— Eh bien, nous ne descendrons pas de mulet.
— Ça vous plaît à dire, vous y serez bien forcés.
— N’importe, allez prévenir vos camarades et chercher vos quadrupèdes.
— Avec votre permission, messieurs, vous savez que les courses de nuit se paient double.
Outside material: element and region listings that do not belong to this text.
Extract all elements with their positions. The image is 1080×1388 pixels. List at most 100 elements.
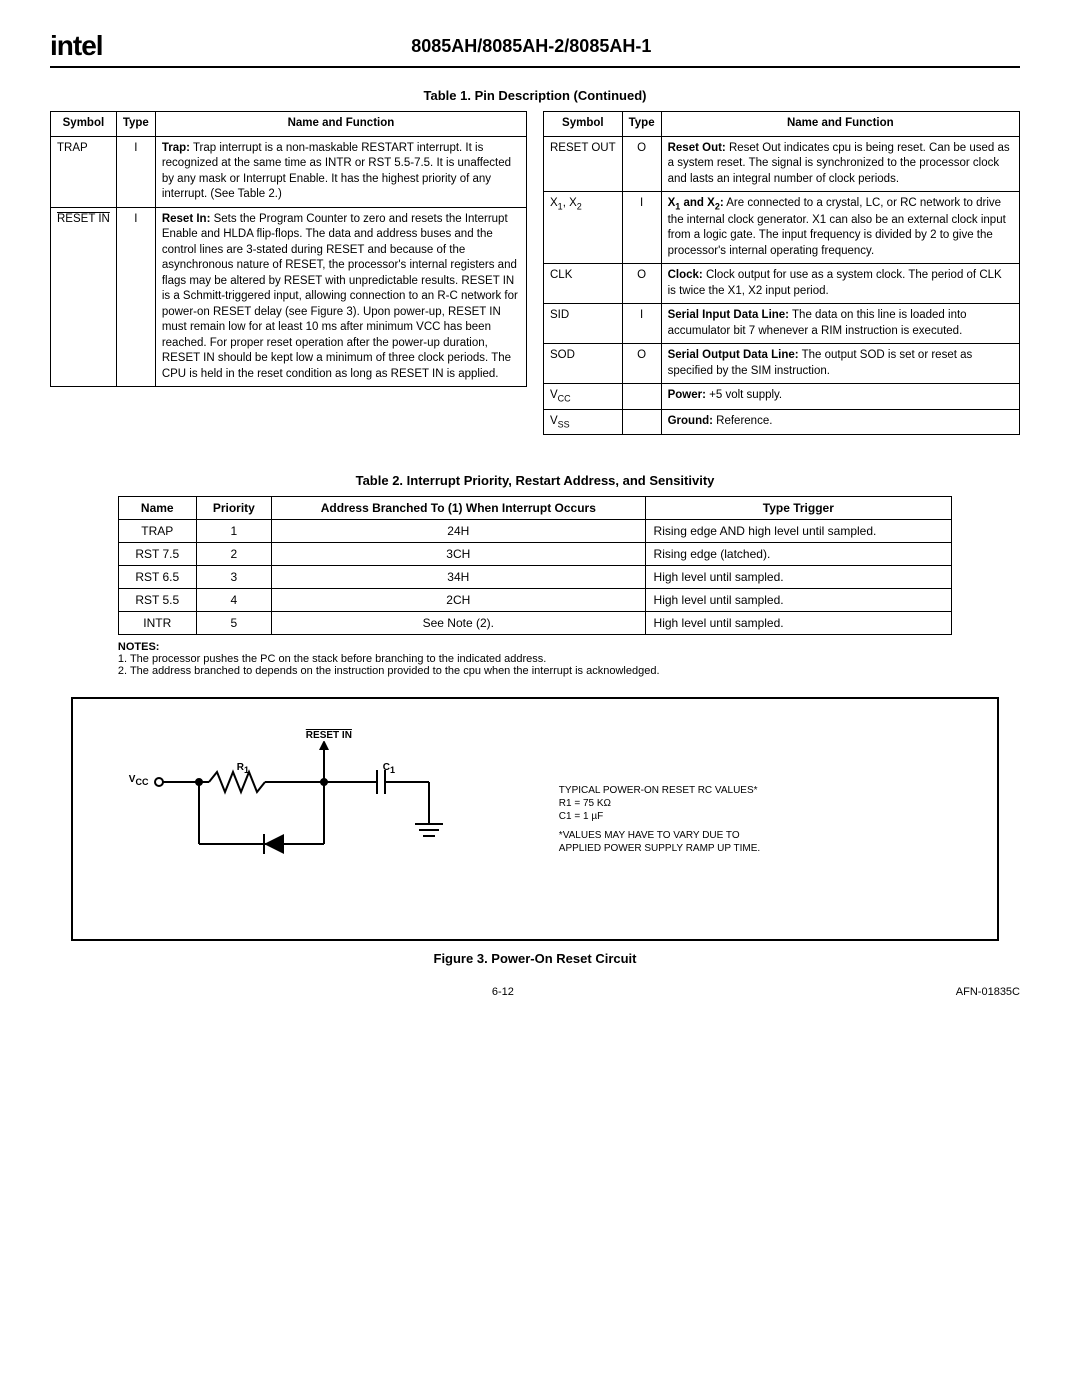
table1-wrapper: Symbol Type Name and Function TRAP I Tra… [50, 111, 1020, 435]
side-line: *VALUES MAY HAVE TO VARY DUE TO [559, 829, 760, 842]
cell-symbol: SID [544, 304, 623, 344]
cell-priority: 1 [196, 520, 271, 543]
th-priority: Priority [196, 497, 271, 520]
table1-caption: Table 1. Pin Description (Continued) [50, 88, 1020, 103]
cell-type: I [116, 136, 155, 207]
cell-desc: Reset In: Sets the Program Counter to ze… [155, 207, 526, 387]
cell-type: I [622, 192, 661, 264]
c1-label: C1 [383, 762, 395, 775]
cell-priority: 4 [196, 589, 271, 612]
cell-desc: Serial Input Data Line: The data on this… [661, 304, 1019, 344]
side-line: APPLIED POWER SUPPLY RAMP UP TIME. [559, 842, 760, 855]
cell-desc: X1 and X2: Are connected to a crystal, L… [661, 192, 1019, 264]
side-line: C1 = 1 µF [559, 810, 760, 823]
desc-lead: Serial Input Data Line: [668, 309, 789, 321]
cell-type: O [622, 136, 661, 192]
table-row: CLK O Clock: Clock output for use as a s… [544, 264, 1020, 304]
table-row: TRAP 1 24H Rising edge AND high level un… [118, 520, 951, 543]
table-row: RST 7.5 2 3CH Rising edge (latched). [118, 543, 951, 566]
desc-lead: Reset In: [162, 213, 211, 225]
cell-symbol: VCC [544, 384, 623, 409]
th-func: Name and Function [661, 112, 1019, 137]
cell-name: RST 6.5 [118, 566, 196, 589]
side-line: R1 = 75 KΩ [559, 797, 760, 810]
th-func: Name and Function [155, 112, 526, 137]
pin-table-left: Symbol Type Name and Function TRAP I Tra… [50, 111, 527, 387]
page-header: intel 8085AH/8085AH-2/8085AH-1 [50, 30, 1020, 68]
table-row: VCC Power: +5 volt supply. [544, 384, 1020, 409]
cell-addr: 2CH [272, 589, 645, 612]
desc-lead: Serial Output Data Line: [668, 349, 799, 361]
cell-name: RST 5.5 [118, 589, 196, 612]
cell-addr: 3CH [272, 543, 645, 566]
notes-title: NOTES: [118, 641, 952, 653]
cell-symbol: X1, X2 [544, 192, 623, 264]
cell-type [622, 384, 661, 409]
note-item: 1. The processor pushes the PC on the st… [118, 653, 952, 665]
pin-table-right: Symbol Type Name and Function RESET OUT … [543, 111, 1020, 435]
cell-type [622, 409, 661, 434]
desc-lead: Reset Out: [668, 142, 726, 154]
cell-trigger: Rising edge (latched). [645, 543, 952, 566]
cell-type: O [622, 344, 661, 384]
table-row: TRAP I Trap: Trap interrupt is a non-mas… [51, 136, 527, 207]
note-item: 2. The address branched to depends on th… [118, 665, 952, 677]
cell-symbol: VSS [544, 409, 623, 434]
cell-trigger: High level until sampled. [645, 612, 952, 635]
table-row: SOD O Serial Output Data Line: The outpu… [544, 344, 1020, 384]
cell-desc: Clock: Clock output for use as a system … [661, 264, 1019, 304]
table-row: VSS Ground: Reference. [544, 409, 1020, 434]
desc-lead: Trap: [162, 142, 190, 154]
cell-addr: 34H [272, 566, 645, 589]
table2-caption: Table 2. Interrupt Priority, Restart Add… [50, 473, 1020, 488]
reset-circuit-diagram: RESET IN R1 C1 VCC [89, 724, 529, 914]
desc-lead: X1 and X2: [668, 197, 724, 209]
desc-text: Clock output for use as a system clock. … [668, 269, 1002, 297]
cell-symbol: CLK [544, 264, 623, 304]
desc-text: Reference. [713, 415, 772, 427]
vcc-label: VCC [129, 774, 149, 787]
figure3-caption: Figure 3. Power-On Reset Circuit [50, 951, 1020, 966]
th-type: Type [622, 112, 661, 137]
cell-symbol: SOD [544, 344, 623, 384]
th-name: Name [118, 497, 196, 520]
cell-desc: Trap: Trap interrupt is a non-maskable R… [155, 136, 526, 207]
th-symbol: Symbol [544, 112, 623, 137]
table-row: X1, X2 I X1 and X2: Are connected to a c… [544, 192, 1020, 264]
desc-lead: Power: [668, 389, 706, 401]
cell-type: O [622, 264, 661, 304]
figure3-box: RESET IN R1 C1 VCC [71, 697, 999, 941]
page-number: 6-12 [50, 986, 956, 998]
th-trigger: Type Trigger [645, 497, 952, 520]
desc-lead: Ground: [668, 415, 713, 427]
desc-text: +5 volt supply. [706, 389, 782, 401]
cell-type: I [116, 207, 155, 387]
cell-symbol: TRAP [51, 136, 117, 207]
symbol-overline: RESET IN [57, 213, 110, 225]
notes-block: NOTES: 1. The processor pushes the PC on… [118, 641, 952, 677]
desc-lead: Clock: [668, 269, 703, 281]
cell-desc: Reset Out: Reset Out indicates cpu is be… [661, 136, 1019, 192]
cell-symbol: RESET OUT [544, 136, 623, 192]
cell-desc: Power: +5 volt supply. [661, 384, 1019, 409]
cell-priority: 2 [196, 543, 271, 566]
th-addr: Address Branched To (1) When Interrupt O… [272, 497, 645, 520]
cell-desc: Serial Output Data Line: The output SOD … [661, 344, 1019, 384]
interrupt-table: Name Priority Address Branched To (1) Wh… [118, 496, 952, 635]
th-symbol: Symbol [51, 112, 117, 137]
page-footer: 6-12 AFN-01835C [50, 986, 1020, 998]
table-row: INTR 5 See Note (2). High level until sa… [118, 612, 951, 635]
table-row: RESET OUT O Reset Out: Reset Out indicat… [544, 136, 1020, 192]
cell-trigger: High level until sampled. [645, 589, 952, 612]
cell-addr: 24H [272, 520, 645, 543]
table-row: RST 6.5 3 34H High level until sampled. [118, 566, 951, 589]
table-row: RST 5.5 4 2CH High level until sampled. [118, 589, 951, 612]
doc-code: AFN-01835C [956, 986, 1020, 998]
table-row: SID I Serial Input Data Line: The data o… [544, 304, 1020, 344]
cell-symbol: RESET IN [51, 207, 117, 387]
cell-name: RST 7.5 [118, 543, 196, 566]
cell-name: INTR [118, 612, 196, 635]
cell-trigger: Rising edge AND high level until sampled… [645, 520, 952, 543]
doc-title: 8085AH/8085AH-2/8085AH-1 [43, 36, 1020, 57]
cell-trigger: High level until sampled. [645, 566, 952, 589]
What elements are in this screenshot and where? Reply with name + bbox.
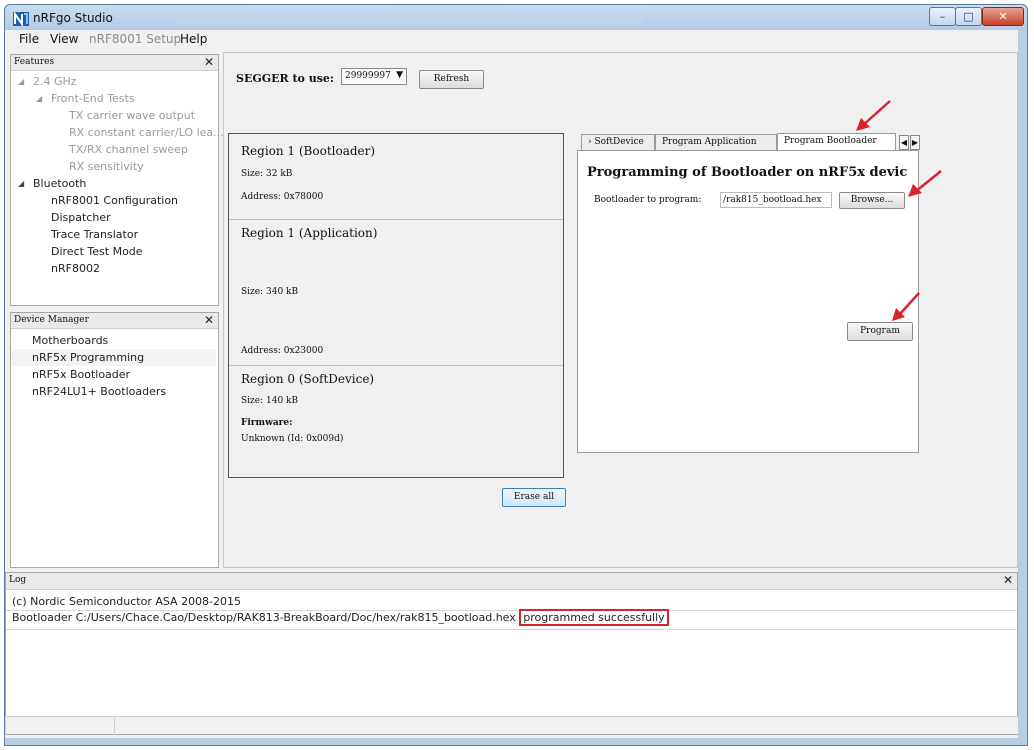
menu-nrf8001-setup[interactable]: nRF8001 Setup (89, 32, 181, 46)
features-close-icon[interactable]: ✕ (204, 55, 214, 69)
device-manager-header: Device Manager ✕ (11, 313, 218, 329)
tree-item-txrx-sweep[interactable]: TX/RX channel sweep (69, 143, 188, 156)
region-softdevice-title: Region 0 (SoftDevice) (241, 372, 375, 386)
tree-item-rx-constant-carrier[interactable]: RX constant carrier/LO lea... (69, 126, 224, 139)
status-divider (5, 717, 6, 735)
annotation-arrow-icon (908, 170, 942, 197)
close-window-button[interactable]: ✕ (982, 7, 1024, 26)
log-close-icon[interactable]: ✕ (1003, 573, 1013, 587)
tab-program-application[interactable]: Program Application (655, 134, 777, 151)
blurred-title-path (175, 14, 645, 24)
region-softdevice-firmware-label: Firmware: (241, 418, 293, 428)
log-success-highlight: programmed successfully (519, 609, 669, 626)
tree-item-dispatcher[interactable]: Dispatcher (51, 211, 111, 224)
device-manager-close-icon[interactable]: ✕ (204, 313, 214, 327)
expand-arrow-icon[interactable]: ◢ (36, 94, 42, 103)
log-header: Log ✕ (6, 573, 1017, 590)
annotation-arrow-icon (892, 292, 920, 321)
program-bootloader-heading: Programming of Bootloader on nRF5x devic (587, 165, 908, 180)
tree-item-2-4ghz[interactable]: 2.4 GHz (33, 75, 77, 88)
log-line-text: Bootloader C:/Users/Chace.Cao/Desktop/RA… (12, 611, 520, 624)
log-title: Log (9, 575, 27, 585)
log-panel: Log ✕ (c) Nordic Semiconductor ASA 2008-… (5, 572, 1018, 735)
region-divider (229, 219, 563, 220)
region-bootloader-title: Region 1 (Bootloader) (241, 144, 376, 158)
minimize-button[interactable]: – (929, 7, 956, 26)
region-softdevice-size: Size: 140 kB (241, 396, 299, 406)
region-divider (229, 365, 563, 366)
bootloader-file-input[interactable]: /rak815_bootload.hex (720, 192, 832, 208)
window-title: nRFgo Studio (33, 11, 113, 25)
erase-all-button[interactable]: Erase all (502, 488, 566, 507)
device-item-nrf5x-bootloader[interactable]: nRF5x Bootloader (12, 366, 216, 383)
program-button[interactable]: Program (847, 322, 913, 341)
region-bootloader-address: Address: 0x78000 (241, 192, 324, 202)
annotation-arrow-icon (856, 100, 891, 131)
device-item-motherboards[interactable]: Motherboards (12, 332, 216, 349)
device-manager-title: Device Manager (14, 315, 89, 325)
tree-item-front-end-tests[interactable]: Front-End Tests (51, 92, 135, 105)
device-item-nrf5x-programming[interactable]: nRF5x Programming (12, 349, 216, 366)
tree-item-rx-sensitivity[interactable]: RX sensitivity (69, 160, 144, 173)
log-divider (6, 629, 1017, 630)
tree-item-tx-carrier[interactable]: TX carrier wave output (69, 109, 195, 122)
tree-item-nrf8001-config[interactable]: nRF8001 Configuration (51, 194, 178, 207)
maximize-button[interactable]: □ (955, 7, 982, 26)
menu-help[interactable]: Help (180, 32, 207, 46)
expand-arrow-icon[interactable]: ◢ (18, 179, 24, 188)
tab-scroll-left-icon[interactable]: ◀ (899, 135, 909, 150)
menu-bar: File View nRF8001 Setup Help (5, 30, 1018, 48)
memory-regions: Region 1 (Bootloader) Size: 32 kB Addres… (228, 133, 564, 478)
segger-label: SEGGER to use: (236, 72, 334, 85)
tree-item-direct-test-mode[interactable]: Direct Test Mode (51, 245, 143, 258)
region-application-address: Address: 0x23000 (241, 346, 324, 356)
features-title: Features (14, 57, 55, 67)
region-application-size: Size: 340 kB (241, 287, 299, 297)
dropdown-arrow-icon: ▼ (396, 70, 403, 80)
tab-softdevice[interactable]: › SoftDevice (581, 134, 655, 151)
expand-arrow-icon[interactable]: ◢ (18, 77, 24, 86)
tree-item-bluetooth[interactable]: Bluetooth (33, 177, 86, 190)
tab-scroll-right-icon[interactable]: ▶ (910, 135, 920, 150)
title-bar: nRFgo Studio – □ ✕ (5, 5, 1027, 33)
region-application-title: Region 1 (Application) (241, 226, 378, 240)
log-line: Bootloader C:/Users/Chace.Cao/Desktop/RA… (12, 609, 669, 626)
segger-select[interactable]: 29999997 ▼ (341, 68, 407, 85)
tree-item-nrf8002[interactable]: nRF8002 (51, 262, 100, 275)
tab-program-bootloader[interactable]: Program Bootloader (777, 133, 896, 151)
browse-button[interactable]: Browse... (839, 192, 905, 209)
bootloader-file-label: Bootloader to program: (594, 195, 702, 205)
status-divider (114, 717, 115, 735)
device-manager-panel: Device Manager ✕ Motherboards nRF5x Prog… (10, 312, 219, 568)
refresh-button[interactable]: Refresh (419, 70, 484, 89)
menu-view[interactable]: View (50, 32, 78, 46)
region-bootloader-size: Size: 32 kB (241, 169, 293, 179)
nrfgo-logo-icon (13, 12, 29, 26)
segger-selected-value: 29999997 (345, 71, 391, 81)
device-item-nrf24lu1-bootloaders[interactable]: nRF24LU1+ Bootloaders (12, 383, 216, 400)
status-bar (5, 716, 1018, 735)
features-header: Features ✕ (11, 55, 218, 71)
features-panel: Features ✕ ◢ 2.4 GHz ◢ Front-End Tests T… (10, 54, 224, 306)
region-softdevice-firmware-value: Unknown (Id: 0x009d) (241, 434, 344, 444)
tree-item-trace-translator[interactable]: Trace Translator (51, 228, 138, 241)
log-line: (c) Nordic Semiconductor ASA 2008-2015 (12, 595, 242, 608)
menu-file[interactable]: File (19, 32, 39, 46)
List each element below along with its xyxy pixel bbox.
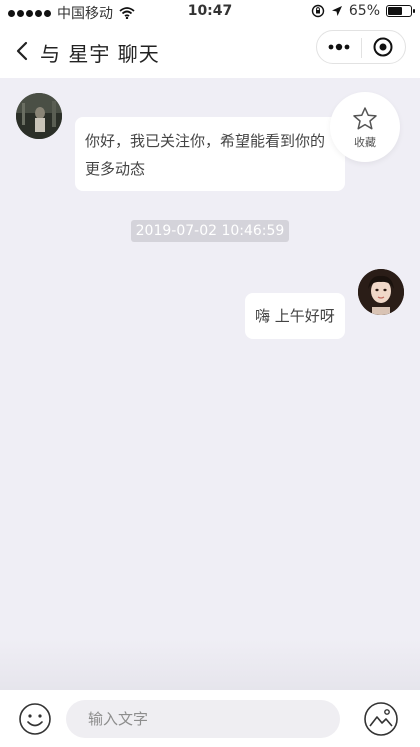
mini-program-capsule	[316, 30, 406, 64]
location-arrow-icon	[331, 6, 342, 16]
avatar-photo	[16, 93, 62, 139]
message-bubble-outgoing: 嗨 上午好呀	[245, 293, 345, 339]
more-dots-icon	[328, 43, 350, 51]
smiley-icon[interactable]	[18, 702, 52, 736]
avatar-photo-me	[358, 269, 404, 315]
chevron-left-icon[interactable]	[12, 37, 36, 65]
status-bar: 中国移动 10:47 65%	[0, 0, 420, 24]
star-icon	[353, 106, 377, 129]
favorite-button[interactable]: 收藏	[330, 92, 400, 162]
favorite-label: 收藏	[354, 135, 376, 149]
close-button[interactable]	[361, 31, 405, 63]
input-bar	[0, 690, 420, 747]
avatar-xingyu[interactable]	[16, 93, 62, 139]
page-title: 与 星宇 聊天	[40, 42, 160, 66]
status-right: 65%	[311, 3, 415, 19]
message-timestamp: 2019-07-02 10:46:59	[131, 220, 289, 242]
avatar-me[interactable]	[358, 269, 404, 315]
target-circle-icon	[373, 37, 393, 57]
battery-icon	[386, 5, 415, 17]
message-bubble-incoming: 你好，我已关注你，希望能看到你的更多动态	[75, 117, 345, 191]
nav-bar: 与 星宇 聊天	[0, 24, 420, 78]
image-picture-icon[interactable]	[363, 701, 399, 737]
battery-percent: 65%	[348, 3, 380, 19]
bottom-fade	[0, 640, 420, 690]
orientation-lock-icon	[311, 4, 325, 18]
more-button[interactable]	[317, 31, 361, 63]
message-input[interactable]	[66, 700, 340, 738]
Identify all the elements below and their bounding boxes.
— Très bien. Combien de temps vous faut-il ?
— Un quart d’heure.
— Allez.
Aussitôt que nous fûmes seuls, nous prîmes les dispositions les plus confortables pour la route ; chacun ajouta à ce qu’il avait sur le corps ce qu’il possédait en blouse, redingote ou manteau, remplit sa gourde d’un excellent rhum, dont Soissons était le dispensateur : une distribution fraternelle de cigarres fut faite, et un briquet phosphorique, qui se carrait dans son habit rouge, passa par acclammation du chambranle de la cheminée dans la poche de de Sussy. Puis, chacun se rangeant autour du feu, l’augmenta de tout ce que nous pûmes rencontrer de bois, et fit une provision de chaleur pour le voyage.
Notre guide rentra. — Bon, chauffez-vous, dit-il, ça ne peut pas faire de mal.
— Êtes-vous prêts ?
— Oui, notre maître.
— Alors… à cheval.
Nous descendîmes et trouvâmes nos montures à la porte, chacun enfourcha gaîment sa bête, et mû d’un sentiment d’ambition, tenta de lui faire prendre la tête de la colonne. Or, chacun sait, pour peu qu’il ait monté une fois dans sa vie à mulet, que l’une des choses les plus difficiles de ce monde est de faire passer un mulet devant son camarade. Cette lutte nous tint près d’un quart d’heure en joie, tant nous sentions le besoin de réagir d’avance contre la fatigue à venir ; enfin Lamark se trouva notre chef de file, et lâchant la bride de son mulet, il parvint, à l’aide de ses talons et de sa canne, à le mettre au trot, en criant :
« A pas peur. Napoléon a passé par ici !… »
Quand un mulet trotte, toute la caravane trotte, et par contre-coup les guides, qui sont à pied, sont obligés de se mettre au galop.